Let me paint you a picture.
Cars at an intersection. Imagine a four way stop, but with a traffic light instead of stop signs. Imagine there are four cars, one at each stop. Each one of these cars just wants to go straight. Now imagine that all the lights in all the directions on the traffic light are flashing. Each car is seeing a synchronized dance of red blurring to yellow, down to green and back again. None of the cars move, because nobody knows who is supposed to go, and nobody wants to crash. The cars pile up, as more traffic comes to this intersection. There is a buildup of cars, trying to get to where they need to go. There is honking, lights flashing, people screaming, and a dozen different end locations trying to be reached.
That is how it feels inside my head.
I could be in a group setting, with people I love, yet the horns still honk and the lights still blink. I could be home by myself, in peace and quiet, yet there's still a dozen destinations unreached. Thoughts unprocessed. An overflow of thoughts, getting stuck in one spot, unable to pass to the next.
Another picture.
People at an airport. Imagine one person has baggage. That person doesn't pay to check their baggage, because they will put it on the plane. It will fit on the plane. It has to. Now imagine that the baggage doesn't fit like they thought. The push, and cram, and will for the bag to fit, but it won't.
That's how the thoughts feel. The overabundance, that I try to fit into being just an abundance, which I then try to squish into being just appropriate.
The baggage doesn't even need to be life-altering. The baggage can be family problems, relationship problems, academic problems, personal problems. You could've grown up with nothing, and had to fight for what you have. You could've grown up with everything, yet still feel like the baggage is overflowing.
That was me.
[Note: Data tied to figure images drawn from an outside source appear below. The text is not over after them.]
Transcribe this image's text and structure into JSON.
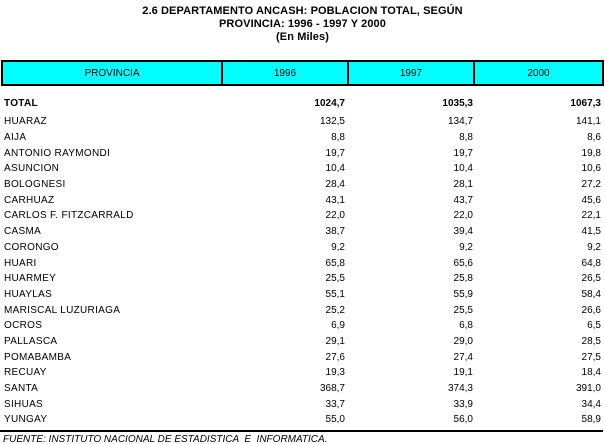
{
  "title": {
    "line1": "2.6 DEPARTAMENTO ANCASH: POBLACION TOTAL, SEGÚN",
    "line2": "PROVINCIA: 1996 - 1997 Y 2000",
    "line3": "(En Miles)"
  },
  "table": {
    "header_bg": "#00FFFF",
    "columns": [
      "PROVINCIA",
      "1996",
      "1997",
      "2000"
    ],
    "total_row": {
      "label": "TOTAL",
      "values": [
        "1024,7",
        "1035,3",
        "1067,3"
      ]
    },
    "rows": [
      {
        "label": "HUARAZ",
        "values": [
          "132,5",
          "134,7",
          "141,1"
        ]
      },
      {
        "label": "AIJA",
        "values": [
          "8,8",
          "8,8",
          "8,6"
        ]
      },
      {
        "label": "ANTONIO RAYMONDI",
        "values": [
          "19,7",
          "19,7",
          "19,8"
        ]
      },
      {
        "label": "ASUNCION",
        "values": [
          "10,4",
          "10,4",
          "10,6"
        ]
      },
      {
        "label": "BOLOGNESI",
        "values": [
          "28,4",
          "28,1",
          "27,2"
        ]
      },
      {
        "label": "CARHUAZ",
        "values": [
          "43,1",
          "43,7",
          "45,6"
        ]
      },
      {
        "label": "CARLOS F. FITZCARRALD",
        "values": [
          "22,0",
          "22,0",
          "22,1"
        ]
      },
      {
        "label": "CASMA",
        "values": [
          "38,7",
          "39,4",
          "41,5"
        ]
      },
      {
        "label": "CORONGO",
        "values": [
          "9,2",
          "9,2",
          "9,2"
        ]
      },
      {
        "label": "HUARI",
        "values": [
          "65,8",
          "65,6",
          "64,8"
        ]
      },
      {
        "label": "HUARMEY",
        "values": [
          "25,5",
          "25,8",
          "26,5"
        ]
      },
      {
        "label": "HUAYLAS",
        "values": [
          "55,1",
          "55,9",
          "58,4"
        ]
      },
      {
        "label": "MARISCAL LUZURIAGA",
        "values": [
          "25,2",
          "25,5",
          "26,6"
        ]
      },
      {
        "label": "OCROS",
        "values": [
          "6,9",
          "6,8",
          "6,5"
        ]
      },
      {
        "label": "PALLASCA",
        "values": [
          "29,1",
          "29,0",
          "28,5"
        ]
      },
      {
        "label": "POMABAMBA",
        "values": [
          "27,6",
          "27,4",
          "27,5"
        ]
      },
      {
        "label": "RECUAY",
        "values": [
          "19,3",
          "19,1",
          "18,4"
        ]
      },
      {
        "label": "SANTA",
        "values": [
          "368,7",
          "374,3",
          "391,0"
        ]
      },
      {
        "label": "SIHUAS",
        "values": [
          "33,7",
          "33,9",
          "34,4"
        ]
      },
      {
        "label": "YUNGAY",
        "values": [
          "55,0",
          "56,0",
          "58,9"
        ]
      }
    ]
  },
  "footer": {
    "source": "FUENTE: INSTITUTO NACIONAL DE ESTADISTICA  E  INFORMATICA."
  }
}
I had a great upbringing- loving family, amazing friends, outstanding academics, determined work ethic. Yet all my cars are still stuck at one intersection, and my baggage won't fit on the plane. Nobody really understands why I have these issues- the depression, the anxiety. Nobody understands what kind of baggage I could possibly have. Honestly, I don't either. If I knew, I'd take it out of the bag and leave it at home. But I can't. And I know I'm not the only one who suffers like this. I am not the only one who experiences real symptoms caused by imaginary scenarios. I am not the only one who functions during the day, but cowers in the night from the demons in my head. I am not the only one who can't seem to will themselves to do even the slightest activity when their whole world comes crashing onto their shoulders. I am not the only one who's thoughts can be so loud, yet so eerily silent at the same time.
But I am the only suffering like this in my circle. My friends and family don't understand. I could try to explain it to them, but they would never fully grasp what I was feeling. Why I was feeling. It's hard trying to process and compartmentalize thoughts, constantly feeling like my brain is messy. And everyone has a messy brain, but not everyone is on medicine to help clean up the mess. Not everyone has a therapist to talk the mess into moving. Not everyone has to clean up the mess themselves.
So if you have your own mural painted on your wall, illustrating your mental illnesses, don't forget to sign the bottom. One day that mural will be worth millions, and they'll wonder how you managed to paint such a beautiful picture, in such a messy room.